The Breadth of Critical Religion

The Breadth of Critical Religion November 10, 2012

The relevance of Critical Religion

The first issue to mention is relevance: that ‘critical religion’ is not only concerned with ‘religion’ as a category, or with religious studies as a discipline. We are equally concerned with other leading categories such as ‘politics’, ‘economics’, ‘political economy’, and the ‘nonreligious secular’. In fact one element of our position is that these apparently separate categories are really parts of a system of representations which have no meaning in themselves, but rely on an under-lying binary construction with the religion-secular dichotomy as its constitutional expression. What we have developed is a theory, a method and an attitude towards the critical deconstruction of modern categories. We therefore claim relevance for interdisciplinary work throughout the arts, humanities and social sciences. This is because we are questioning the ideological components in the disciplinary structures of the academy as a whole, and the ways these act for the maintenance of liberal mythology more widely.

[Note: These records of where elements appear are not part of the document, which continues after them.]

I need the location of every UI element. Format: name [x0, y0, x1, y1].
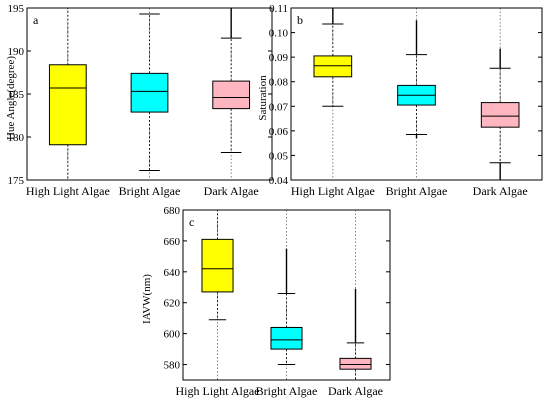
box-1 [270, 326, 303, 350]
y-tick-label: 620 [164, 298, 181, 310]
y-tick-label: 0.11 [269, 3, 288, 15]
y-tick-label: 0.05 [269, 150, 289, 162]
y-tick-label: 660 [164, 236, 181, 248]
y-tick-label: 0.07 [269, 101, 289, 113]
y-axis-label: IAVW(nm) [141, 274, 153, 324]
box-2 [480, 102, 520, 128]
panel-a-hue-angle: 175 180 185 190 195 Hue Angle(degree) a High Li… [5, 3, 273, 198]
y-tick-label: 185 [8, 89, 25, 101]
box-2 [212, 80, 251, 110]
x-tick-label: Dark Algae [204, 184, 259, 198]
y-tick-label: 180 [8, 132, 25, 144]
plot-frame [290, 7, 543, 181]
y-tick-label: 175 [8, 175, 25, 187]
y-tick-label: 0.08 [269, 77, 289, 89]
box-0 [313, 55, 353, 78]
panel-c-iavw: 580 600 620 640 660 680 IAVW(nm) c High Light Al… [141, 205, 391, 398]
y-tick-label: 640 [164, 267, 181, 279]
y-tick-label: 195 [8, 3, 25, 15]
x-tick-label: Bright Algae [386, 184, 448, 198]
y-tick-label: 0.04 [269, 175, 289, 187]
panel-label: a [33, 13, 39, 27]
box-1 [130, 72, 169, 113]
x-tick-label: High Light Algae [26, 184, 110, 198]
x-tick-label: High Light Algae [176, 384, 260, 398]
y-tick-label: 600 [164, 329, 181, 341]
panel-label: c [189, 215, 194, 229]
x-tick-label: Dark Algae [328, 384, 383, 398]
panel-label: b [297, 13, 303, 27]
y-tick-label: 0.06 [269, 126, 289, 138]
y-axis-label: Hue Angle(degree) [5, 56, 17, 140]
x-tick-label: Bright Algae [256, 384, 318, 398]
y-tick-label: 580 [164, 360, 181, 372]
box-2 [339, 357, 372, 370]
y-tick-label: 190 [8, 46, 25, 58]
y-axis-label: Saturation [257, 75, 269, 121]
y-tick-label: 0.10 [269, 28, 289, 40]
x-tick-label: Bright Algae [119, 184, 181, 198]
x-tick-label: Dark Algae [473, 184, 528, 198]
y-tick-label: 680 [164, 205, 181, 217]
y-tick-label: 0.09 [269, 52, 289, 64]
panel-b-saturation: 0.04 0.05 0.06 0.07 0.08 0.09 0.10 0.11 Saturati… [257, 3, 543, 198]
x-tick-label: High Light Algae [291, 184, 375, 198]
box-0 [201, 238, 234, 293]
box-0 [48, 64, 87, 146]
plot-frame [182, 209, 391, 381]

When someone says or writes that they are studying ‘politics’, for example, we have our own line of questions about what this could mean. The questions are rather similar to the ones we would ask if someone claimed to be studying ‘religion’ (or economics). This approach converges well with – but goes constructively further than – much critical and postcolonial theory. Yet it makes unwelcome reading (judging by some of the reactions which have been encountered) for those who are deeply invested already in the established disciplinary structures, and feel that their careers might be damaged if they question the basic assumptions which their discipline works with.

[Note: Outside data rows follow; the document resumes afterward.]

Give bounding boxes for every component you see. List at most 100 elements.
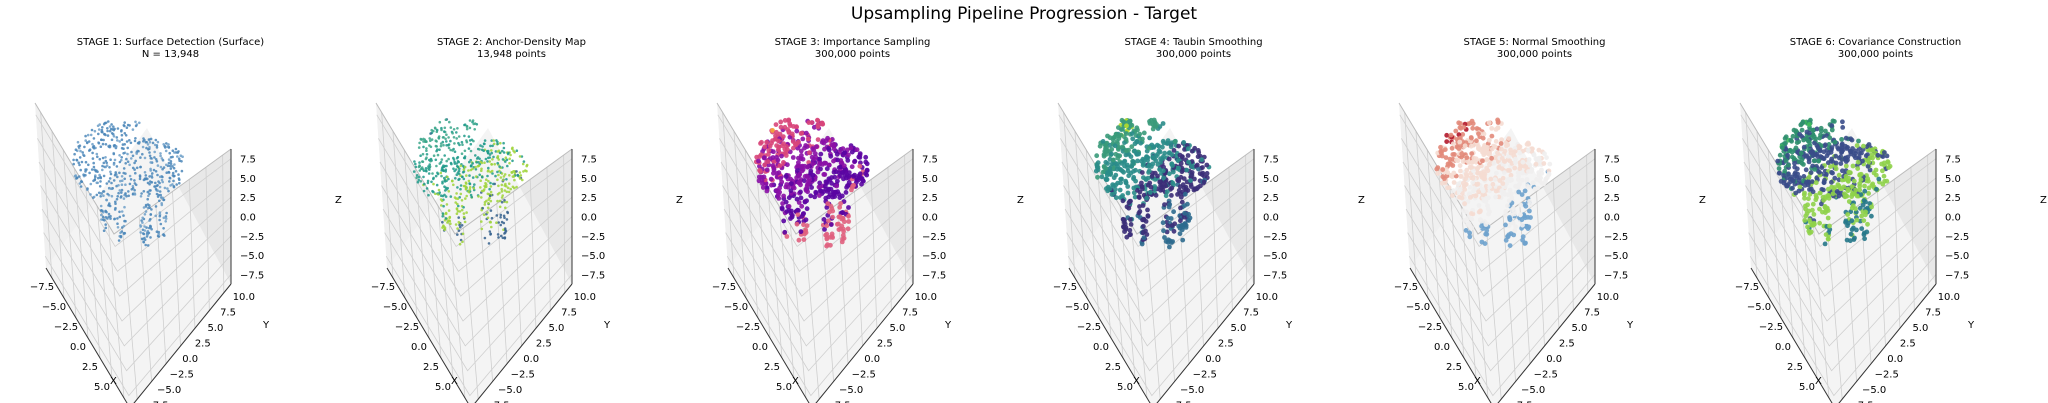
x-tick-label: −2.5 — [1077, 322, 1101, 333]
grid — [1740, 112, 1937, 400]
z-tick-label: 2.5 — [922, 193, 938, 204]
z-axis-label: Z — [1017, 195, 1024, 206]
y-tick-label: 2.5 — [1559, 338, 1575, 349]
z-tick-label: −5.0 — [581, 251, 605, 262]
point-cloud — [412, 118, 529, 246]
y-tick-label: −7.5 — [485, 400, 509, 403]
subplot-stage-5: STAGE 5: Normal Smoothing 300,000 points… — [1364, 0, 1706, 403]
axes-3d: −7.5 −5.0 −2.5 0.0 2.5 5.0 7.5 −7.5 −5.0 −2.5 0.0 2… — [1394, 102, 1706, 403]
z-axis-label: Z — [676, 195, 683, 206]
x-tick-label: −5.0 — [383, 302, 407, 313]
x-tick-label: −2.5 — [736, 322, 760, 333]
subplot-title: STAGE 3: Importance Sampling 300,000 poi… — [774, 37, 931, 60]
x-axis-line — [1750, 267, 1833, 403]
z-tick-label: 0.0 — [1263, 213, 1279, 224]
y-axis-line — [1838, 283, 1937, 403]
y-tick-label: 5.0 — [548, 323, 564, 334]
subplot-stage-2: STAGE 2: Anchor-Density Map 13,948 point… — [341, 0, 683, 403]
grid — [1399, 112, 1596, 400]
y-axis-label: Y — [262, 320, 270, 331]
z-tick-label: 7.5 — [1263, 155, 1279, 166]
box-edge — [34, 102, 232, 235]
x-axis-label: X — [1133, 376, 1140, 387]
z-tick-label: −7.5 — [1604, 270, 1628, 281]
x-tick-label: 0.0 — [70, 342, 86, 353]
z-tick-label: 5.0 — [922, 174, 938, 185]
z-axis-label: Z — [335, 195, 342, 206]
z-tick-label: 0.0 — [1945, 213, 1961, 224]
y-tick-label: 5.0 — [1571, 323, 1587, 334]
subplot-title: STAGE 1: Surface Detection (Surface) N =… — [76, 37, 265, 60]
z-tick-label: 2.5 — [1945, 193, 1961, 204]
axes-3d: −7.5 −5.0 −2.5 0.0 2.5 5.0 7.5 −7.5 −5.0 −2.5 0.0 2… — [371, 102, 683, 403]
axes-3d: −7.5 −5.0 −2.5 0.0 2.5 5.0 7.5 −7.5 −5.0 −2.5 0.0 2… — [1053, 102, 1365, 403]
y-axis-label: Y — [1285, 320, 1293, 331]
x-tick-label: 2.5 — [423, 362, 439, 373]
z-tick-label: −2.5 — [922, 232, 946, 243]
x-tick-label: −7.5 — [1735, 282, 1759, 293]
z-tick-label: 7.5 — [1604, 155, 1620, 166]
y-tick-label: 7.5 — [902, 307, 918, 318]
grid — [35, 112, 232, 400]
x-tick-label: 0.0 — [1093, 342, 1109, 353]
x-axis-label: X — [451, 376, 458, 387]
z-tick-label: 0.0 — [922, 213, 938, 224]
y-tick-label: 5.0 — [1912, 323, 1928, 334]
point-cloud — [72, 120, 184, 247]
y-tick-label: −7.5 — [826, 400, 850, 403]
y-tick-label: 0.0 — [182, 354, 198, 365]
y-axis-label: Y — [603, 320, 611, 331]
x-tick-label: 0.0 — [1434, 342, 1450, 353]
x-axis-label: X — [1815, 376, 1822, 387]
x-tick-label: 5.0 — [1799, 382, 1815, 393]
x-tick-label: 2.5 — [764, 362, 780, 373]
subplot-title: STAGE 2: Anchor-Density Map 13,948 point… — [436, 37, 586, 60]
y-tick-label: −5.0 — [839, 385, 863, 396]
x-tick-label: −7.5 — [371, 282, 395, 293]
x-axis-label: X — [792, 376, 799, 387]
subplot-title: STAGE 4: Taubin Smoothing 300,000 points — [1124, 37, 1263, 60]
x-tick-label: 2.5 — [1105, 362, 1121, 373]
x-tick-label: −5.0 — [1747, 302, 1771, 313]
point-cloud — [1434, 117, 1553, 249]
y-tick-label: −7.5 — [1167, 400, 1191, 403]
x-tick-label: 5.0 — [1117, 382, 1133, 393]
y-tick-label: −5.0 — [1180, 385, 1204, 396]
x-tick-label: −2.5 — [1418, 322, 1442, 333]
x-tick-label: 5.0 — [94, 382, 110, 393]
y-tick-label: 7.5 — [220, 307, 236, 318]
axes-3d: −7.5 −5.0 −2.5 0.0 2.5 5.0 7.5 −7.5 −5.0 −2.5 0.0 2… — [30, 102, 342, 403]
y-tick-label: −7.5 — [1849, 400, 1873, 403]
y-tick-label: −5.0 — [498, 385, 522, 396]
y-axis-line — [474, 283, 573, 403]
y-tick-label: 5.0 — [889, 323, 905, 334]
z-tick-label: −7.5 — [1263, 270, 1287, 281]
z-tick-label: 2.5 — [1604, 193, 1620, 204]
z-axis-label: Z — [1358, 195, 1365, 206]
z-tick-label: −5.0 — [1263, 251, 1287, 262]
x-tick-label: 5.0 — [776, 382, 792, 393]
x-tick-label: −7.5 — [1394, 282, 1418, 293]
x-tick-label: −2.5 — [54, 322, 78, 333]
y-tick-label: −2.5 — [170, 369, 194, 380]
point-cloud — [1775, 117, 1893, 247]
y-tick-label: 0.0 — [523, 354, 539, 365]
axes-3d: −7.5 −5.0 −2.5 0.0 2.5 5.0 7.5 −7.5 −5.0 −2.5 0.0 2… — [712, 102, 1024, 403]
z-tick-label: −5.0 — [1604, 251, 1628, 262]
x-tick-label: 5.0 — [1458, 382, 1474, 393]
x-axis-line — [1409, 267, 1492, 403]
x-tick-label: −7.5 — [1053, 282, 1077, 293]
y-tick-label: −5.0 — [157, 385, 181, 396]
y-tick-label: 5.0 — [207, 323, 223, 334]
y-tick-label: 10.0 — [1256, 292, 1278, 303]
subplot-stage-4: STAGE 4: Taubin Smoothing 300,000 points… — [1023, 0, 1365, 403]
y-tick-label: 0.0 — [1205, 354, 1221, 365]
y-axis-label: Y — [944, 320, 952, 331]
x-tick-label: −5.0 — [1406, 302, 1430, 313]
y-tick-label: 2.5 — [877, 338, 893, 349]
z-tick-label: −7.5 — [240, 270, 264, 281]
z-tick-label: 5.0 — [1945, 174, 1961, 185]
x-tick-label: −7.5 — [30, 282, 54, 293]
y-tick-label: −7.5 — [1508, 400, 1532, 403]
y-axis-line — [1497, 283, 1596, 403]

We have sympathy with academics in that position, but the logic of argument raises problems with the arbitrariness of many over-lapping domains. It suggests that the divisions which keep academics corralled in separate departments, journals, conferences, and professional organizations share at least one rarely acknowledged purpose, which is to stop us noticing each other’s work. Specialization, say between ‘religion’, ‘economics’ and ‘politics’, reifies segments as though each had an independent reality of its own, related by only by externalities, rather than by an organic encompassment of all analytical parts in the whole. We are thus encouraged to proceed in a way reminiscent of the Indian fable of the blind persons each holding one part of an elephant. The one holding the trunk or the tail or the hoof or the ear will imagine the whole in terms of that part. This presumably (and to stretch the metaphor) is what is meant by ‘the elephant in the room’, when all one has is the trunk or the tail or the ear or some other part of the joined-up anatomy of the organic whole in one’s hands.